The city spent years working on legislation finally passed in 2014 to legalize an estimated 30,000 to 50,000 in-law housing units, specifically to increase affordable housing opportunities for working families who live in San Francisco, not tourists. It makes no sense to turn around a year later, in the midst of a massive housing crisis, to suddenly use those same units for short-term rentals to visitors. Owners of in-law units would not be harmed because those units are not their primary residences.
But if you don’t believe me, then check out what then-Supervisor Chiu said about in-law units in his own press release.
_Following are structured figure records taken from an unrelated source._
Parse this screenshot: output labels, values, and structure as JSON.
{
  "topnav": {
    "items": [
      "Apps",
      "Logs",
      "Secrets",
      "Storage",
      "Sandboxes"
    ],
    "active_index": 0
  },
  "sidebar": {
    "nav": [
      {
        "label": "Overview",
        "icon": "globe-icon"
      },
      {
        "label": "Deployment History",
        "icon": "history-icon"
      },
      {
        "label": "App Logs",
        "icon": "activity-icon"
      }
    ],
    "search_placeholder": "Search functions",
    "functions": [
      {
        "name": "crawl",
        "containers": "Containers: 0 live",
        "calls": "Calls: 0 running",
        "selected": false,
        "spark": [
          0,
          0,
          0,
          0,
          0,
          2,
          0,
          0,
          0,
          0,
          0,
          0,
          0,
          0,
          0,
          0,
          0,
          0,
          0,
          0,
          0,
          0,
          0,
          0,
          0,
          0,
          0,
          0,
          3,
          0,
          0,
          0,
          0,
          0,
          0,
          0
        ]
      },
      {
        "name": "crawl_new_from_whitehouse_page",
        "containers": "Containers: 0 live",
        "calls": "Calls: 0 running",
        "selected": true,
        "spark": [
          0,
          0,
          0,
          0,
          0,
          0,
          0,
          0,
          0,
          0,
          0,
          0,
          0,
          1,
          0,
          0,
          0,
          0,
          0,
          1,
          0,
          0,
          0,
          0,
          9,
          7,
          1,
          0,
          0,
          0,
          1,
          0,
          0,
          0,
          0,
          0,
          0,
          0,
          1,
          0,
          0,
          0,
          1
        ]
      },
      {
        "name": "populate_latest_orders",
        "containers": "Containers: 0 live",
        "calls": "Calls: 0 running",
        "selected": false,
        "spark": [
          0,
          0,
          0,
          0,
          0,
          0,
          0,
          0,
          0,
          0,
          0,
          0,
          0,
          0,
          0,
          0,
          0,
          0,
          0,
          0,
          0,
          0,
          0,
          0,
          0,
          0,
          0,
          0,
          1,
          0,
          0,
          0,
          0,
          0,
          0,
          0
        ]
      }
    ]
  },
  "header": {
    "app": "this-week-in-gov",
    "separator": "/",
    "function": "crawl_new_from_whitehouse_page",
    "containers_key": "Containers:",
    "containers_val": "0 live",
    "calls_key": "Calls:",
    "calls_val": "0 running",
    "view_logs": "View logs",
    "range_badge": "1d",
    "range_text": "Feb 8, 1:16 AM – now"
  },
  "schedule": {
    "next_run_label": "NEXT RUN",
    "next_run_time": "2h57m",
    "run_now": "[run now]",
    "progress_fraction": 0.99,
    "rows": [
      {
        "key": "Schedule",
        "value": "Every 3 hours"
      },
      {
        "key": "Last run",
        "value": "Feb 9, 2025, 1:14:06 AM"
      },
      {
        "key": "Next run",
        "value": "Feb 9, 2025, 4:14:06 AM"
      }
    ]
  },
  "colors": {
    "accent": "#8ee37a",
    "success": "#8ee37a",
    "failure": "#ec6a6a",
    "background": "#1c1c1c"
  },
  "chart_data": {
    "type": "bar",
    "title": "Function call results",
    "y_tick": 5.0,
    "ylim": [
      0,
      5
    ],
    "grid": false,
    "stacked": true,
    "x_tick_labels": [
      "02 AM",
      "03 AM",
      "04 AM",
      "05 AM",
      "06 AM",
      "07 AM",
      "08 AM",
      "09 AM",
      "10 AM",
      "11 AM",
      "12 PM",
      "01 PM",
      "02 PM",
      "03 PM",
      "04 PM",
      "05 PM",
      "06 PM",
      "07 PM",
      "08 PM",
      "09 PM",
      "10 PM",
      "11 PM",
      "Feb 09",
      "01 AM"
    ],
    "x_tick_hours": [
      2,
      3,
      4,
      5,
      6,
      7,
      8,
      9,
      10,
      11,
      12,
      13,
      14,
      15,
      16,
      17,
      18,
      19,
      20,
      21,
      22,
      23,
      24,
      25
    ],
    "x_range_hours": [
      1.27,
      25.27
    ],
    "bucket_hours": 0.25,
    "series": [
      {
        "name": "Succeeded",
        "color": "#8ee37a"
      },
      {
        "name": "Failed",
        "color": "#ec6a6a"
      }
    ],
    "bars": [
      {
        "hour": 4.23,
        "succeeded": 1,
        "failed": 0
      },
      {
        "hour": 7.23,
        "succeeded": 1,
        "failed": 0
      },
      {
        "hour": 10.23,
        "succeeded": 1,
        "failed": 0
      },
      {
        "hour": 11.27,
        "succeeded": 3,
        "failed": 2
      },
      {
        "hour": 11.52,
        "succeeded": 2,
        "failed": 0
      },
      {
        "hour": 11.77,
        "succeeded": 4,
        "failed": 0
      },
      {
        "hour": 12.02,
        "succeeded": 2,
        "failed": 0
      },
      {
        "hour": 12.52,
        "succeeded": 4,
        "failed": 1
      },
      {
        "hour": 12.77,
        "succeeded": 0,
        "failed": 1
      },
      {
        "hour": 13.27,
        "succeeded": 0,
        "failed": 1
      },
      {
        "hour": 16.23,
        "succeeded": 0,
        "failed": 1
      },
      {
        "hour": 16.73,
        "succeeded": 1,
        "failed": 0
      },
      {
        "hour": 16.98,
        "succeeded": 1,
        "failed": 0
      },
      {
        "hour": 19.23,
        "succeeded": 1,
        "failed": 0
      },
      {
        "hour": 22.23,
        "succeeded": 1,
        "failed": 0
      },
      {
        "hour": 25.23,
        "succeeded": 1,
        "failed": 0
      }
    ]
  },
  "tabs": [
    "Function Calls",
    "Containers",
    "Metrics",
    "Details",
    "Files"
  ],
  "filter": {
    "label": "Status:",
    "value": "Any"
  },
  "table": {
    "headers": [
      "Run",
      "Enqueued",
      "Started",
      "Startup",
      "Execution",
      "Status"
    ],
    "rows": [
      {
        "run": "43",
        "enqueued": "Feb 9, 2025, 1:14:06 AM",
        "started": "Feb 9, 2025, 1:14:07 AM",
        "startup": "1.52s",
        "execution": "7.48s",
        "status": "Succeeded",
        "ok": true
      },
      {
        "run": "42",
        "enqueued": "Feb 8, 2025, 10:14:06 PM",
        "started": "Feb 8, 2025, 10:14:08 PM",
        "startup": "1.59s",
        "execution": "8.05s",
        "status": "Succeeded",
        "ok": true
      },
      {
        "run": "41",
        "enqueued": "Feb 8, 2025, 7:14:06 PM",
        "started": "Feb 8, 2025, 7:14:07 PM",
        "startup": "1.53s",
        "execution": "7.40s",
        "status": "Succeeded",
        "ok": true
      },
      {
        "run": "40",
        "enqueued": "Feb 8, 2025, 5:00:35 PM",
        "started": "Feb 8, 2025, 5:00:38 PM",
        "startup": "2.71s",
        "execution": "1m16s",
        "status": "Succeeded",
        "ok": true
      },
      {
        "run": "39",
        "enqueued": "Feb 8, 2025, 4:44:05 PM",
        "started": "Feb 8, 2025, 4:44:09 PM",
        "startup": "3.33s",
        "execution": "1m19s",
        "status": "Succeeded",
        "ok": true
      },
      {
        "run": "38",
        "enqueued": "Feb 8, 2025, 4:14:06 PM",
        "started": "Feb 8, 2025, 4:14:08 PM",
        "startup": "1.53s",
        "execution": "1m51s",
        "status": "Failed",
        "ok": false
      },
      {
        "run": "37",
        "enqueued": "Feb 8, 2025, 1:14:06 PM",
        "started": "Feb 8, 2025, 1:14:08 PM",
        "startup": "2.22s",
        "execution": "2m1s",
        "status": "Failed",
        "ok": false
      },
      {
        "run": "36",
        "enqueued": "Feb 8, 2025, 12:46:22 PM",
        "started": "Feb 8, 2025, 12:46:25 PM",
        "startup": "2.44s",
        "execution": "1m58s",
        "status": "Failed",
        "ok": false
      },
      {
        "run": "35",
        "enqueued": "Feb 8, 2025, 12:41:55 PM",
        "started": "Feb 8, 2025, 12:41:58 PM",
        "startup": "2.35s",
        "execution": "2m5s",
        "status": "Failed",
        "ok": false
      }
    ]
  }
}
“As housing costs have skyrocketed and working families are struggling, we must act quickly to address San Francisco’s affordability crisis,” said Board President David Chiu. “That’s why I’m introducing legislation that will create a pathway to legalize tens of thousands of in-law units, which will help tenants live in safe, affordable housing and homeowners have a good, long-term economic investment.” (November 2013; emphasis added)
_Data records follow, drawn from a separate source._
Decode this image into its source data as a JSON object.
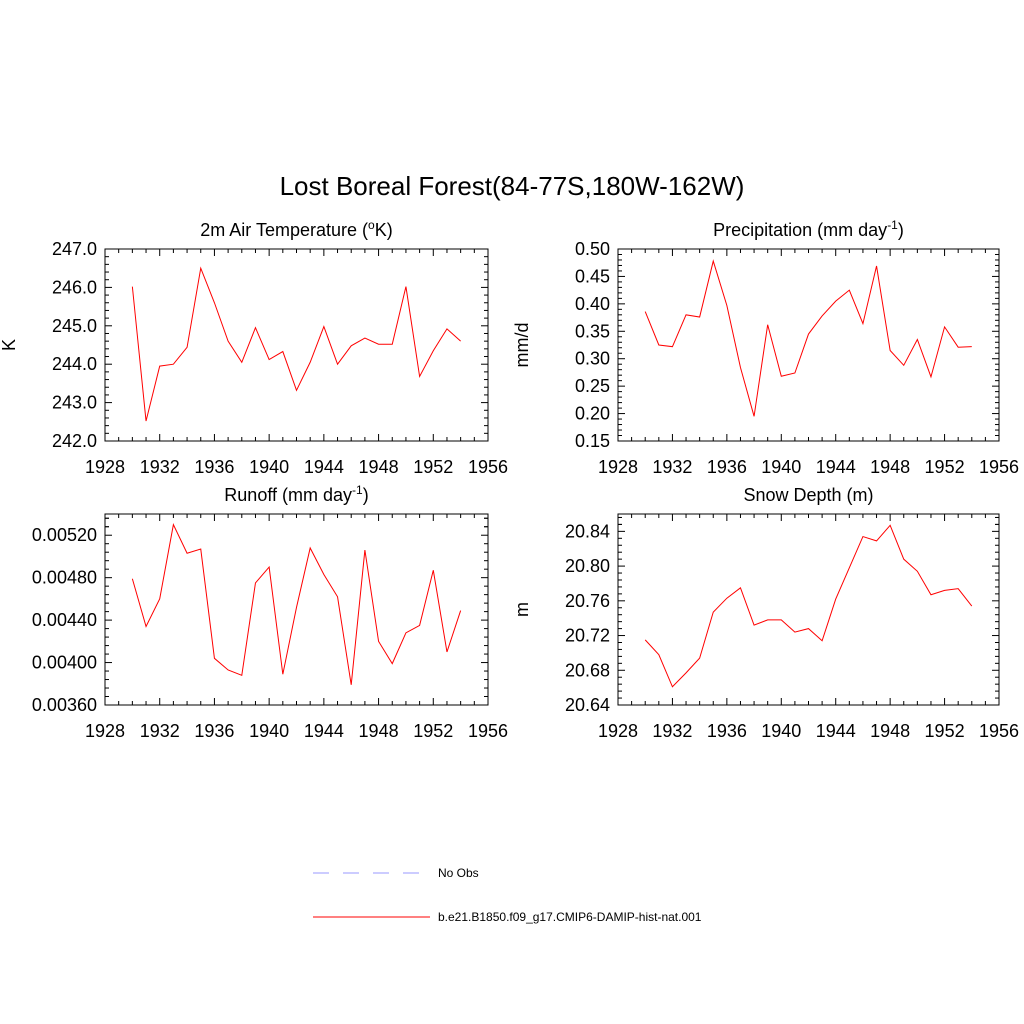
{
  "title": "Lost Boreal Forest(84-77S,180W-162W)",
  "legend": [
    {
      "label": "No Obs",
      "color": "#9999ff",
      "dash": true
    },
    {
      "label": "b.e21.B1850.f09_g17.CMIP6-DAMIP-hist-nat.001",
      "color": "#ff0000",
      "dash": false
    }
  ],
  "chart_data": [
    {
      "type": "line",
      "title": "2m Air Temperature (",
      "title_sup": "o",
      "title_after": "K)",
      "ylabel": "K",
      "xlim": [
        1928,
        1956
      ],
      "ylim": [
        242.0,
        247.0
      ],
      "xticks": [
        1928,
        1932,
        1936,
        1940,
        1944,
        1948,
        1952,
        1956
      ],
      "yticks": [
        242.0,
        243.0,
        244.0,
        245.0,
        246.0,
        247.0
      ],
      "ytick_labels": [
        "242.0",
        "243.0",
        "244.0",
        "245.0",
        "246.0",
        "247.0"
      ],
      "x": [
        1930,
        1931,
        1932,
        1933,
        1934,
        1935,
        1936,
        1937,
        1938,
        1939,
        1940,
        1941,
        1942,
        1943,
        1944,
        1945,
        1946,
        1947,
        1948,
        1949,
        1950,
        1951,
        1952,
        1953,
        1954
      ],
      "series": [
        {
          "color": "#ff0000",
          "values": [
            246.02,
            242.52,
            243.95,
            244.0,
            244.44,
            246.5,
            245.6,
            244.6,
            244.05,
            244.95,
            244.12,
            244.33,
            243.32,
            244.05,
            244.98,
            244.0,
            244.48,
            244.68,
            244.52,
            244.52,
            246.02,
            243.68,
            244.35,
            244.92,
            244.6
          ]
        }
      ]
    },
    {
      "type": "line",
      "title": "Precipitation (mm day",
      "title_sup": "-1",
      "title_after": ")",
      "ylabel": "mm/d",
      "xlim": [
        1928,
        1956
      ],
      "ylim": [
        0.15,
        0.5
      ],
      "xticks": [
        1928,
        1932,
        1936,
        1940,
        1944,
        1948,
        1952,
        1956
      ],
      "yticks": [
        0.15,
        0.2,
        0.25,
        0.3,
        0.35,
        0.4,
        0.45,
        0.5
      ],
      "ytick_labels": [
        "0.15",
        "0.20",
        "0.25",
        "0.30",
        "0.35",
        "0.40",
        "0.45",
        "0.50"
      ],
      "x": [
        1930,
        1931,
        1932,
        1933,
        1934,
        1935,
        1936,
        1937,
        1938,
        1939,
        1940,
        1941,
        1942,
        1943,
        1944,
        1945,
        1946,
        1947,
        1948,
        1949,
        1950,
        1951,
        1952,
        1953,
        1954
      ],
      "series": [
        {
          "color": "#ff0000",
          "values": [
            0.386,
            0.325,
            0.322,
            0.38,
            0.376,
            0.478,
            0.397,
            0.284,
            0.195,
            0.362,
            0.268,
            0.274,
            0.345,
            0.378,
            0.405,
            0.425,
            0.364,
            0.469,
            0.315,
            0.288,
            0.335,
            0.267,
            0.358,
            0.321,
            0.322
          ]
        }
      ]
    },
    {
      "type": "line",
      "title": "Runoff (mm day",
      "title_sup": "-1",
      "title_after": ")",
      "ylabel": "",
      "xlim": [
        1928,
        1956
      ],
      "ylim": [
        0.0036,
        0.0054
      ],
      "xticks": [
        1928,
        1932,
        1936,
        1940,
        1944,
        1948,
        1952,
        1956
      ],
      "yticks": [
        0.0036,
        0.004,
        0.0044,
        0.0048,
        0.0052
      ],
      "ytick_labels": [
        "0.00360",
        "0.00400",
        "0.00440",
        "0.00480",
        "0.00520"
      ],
      "x": [
        1930,
        1931,
        1932,
        1933,
        1934,
        1935,
        1936,
        1937,
        1938,
        1939,
        1940,
        1941,
        1942,
        1943,
        1944,
        1945,
        1946,
        1947,
        1948,
        1949,
        1950,
        1951,
        1952,
        1953,
        1954
      ],
      "series": [
        {
          "color": "#ff0000",
          "values": [
            0.00479,
            0.00434,
            0.0046,
            0.0053,
            0.00503,
            0.00507,
            0.00404,
            0.00393,
            0.00388,
            0.00475,
            0.0049,
            0.00389,
            0.00452,
            0.00508,
            0.00483,
            0.00462,
            0.00379,
            0.00506,
            0.0042,
            0.00399,
            0.00428,
            0.00435,
            0.00487,
            0.0041,
            0.00449
          ]
        }
      ]
    },
    {
      "type": "line",
      "title": "Snow Depth (m)",
      "title_sup": "",
      "title_after": "",
      "ylabel": "m",
      "xlim": [
        1928,
        1956
      ],
      "ylim": [
        20.64,
        20.86
      ],
      "xticks": [
        1928,
        1932,
        1936,
        1940,
        1944,
        1948,
        1952,
        1956
      ],
      "yticks": [
        20.64,
        20.68,
        20.72,
        20.76,
        20.8,
        20.84
      ],
      "ytick_labels": [
        "20.64",
        "20.68",
        "20.72",
        "20.76",
        "20.80",
        "20.84"
      ],
      "x": [
        1930,
        1931,
        1932,
        1933,
        1934,
        1935,
        1936,
        1937,
        1938,
        1939,
        1940,
        1941,
        1942,
        1943,
        1944,
        1945,
        1946,
        1947,
        1948,
        1949,
        1950,
        1951,
        1952,
        1953,
        1954
      ],
      "series": [
        {
          "color": "#ff0000",
          "values": [
            20.715,
            20.698,
            20.661,
            20.677,
            20.694,
            20.747,
            20.763,
            20.775,
            20.732,
            20.738,
            20.738,
            20.724,
            20.728,
            20.714,
            20.762,
            20.798,
            20.834,
            20.829,
            20.847,
            20.808,
            20.794,
            20.767,
            20.772,
            20.774,
            20.754
          ]
        }
      ]
    }
  ]
}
$8 Million Dollar Fear Campaign
One question I had before this campaign started was whether or not Airbnb would spend more fighting Prop F than the $10 Million PG&E (another benevolent corporation) did in 2008 to fight Prop H, an initiative to create public power in San Francisco. Or whether or not the company would spend more than the real estate industry did last year to fight Prop G, the real estate speculation tax.
See a pattern? Any time citizens try to regulate corporations, they respond by spending millions to stop it. Like any other corporation, Airbnb is fighting fair, reasonable regulations by making the simple idea of regulation seem radical, or dare I say, “extreme.”
Unfortunately, we know from sad experience that big companies lie to protect their profits. Just ask any Volkswagen diesel owner.
I can say pretty safely that in all my years of political involvement that I have never been on the same side of a local issue as Dianne Feinstein. But as a former mayor, she understands what short-term rentals are doing to the city and why it matters so much.
Other cities like Santa Monica, Berlin, Paris and Barcelona banned Airbnb. Prop F does nothing of the sort — it simply sets fair, reasonable rules for those wishing to rent out an extra room from time to time, or their entire house when on vacation. Prop F holds corporations like Airbnb accountable by limiting ‘hosting platforms’ to listing only units that are properly registered with the City, so the city can enforce the law. It’s not rocket science. We’re just trying to reasonably regulate one of the most vital assets – housing – that the city has in the face of a wealthy tech industry that wants to commodify absolutely everything without regard for who it hurts along the way.
Being held accountable is why Airbnb is spending $8 million against Prop F.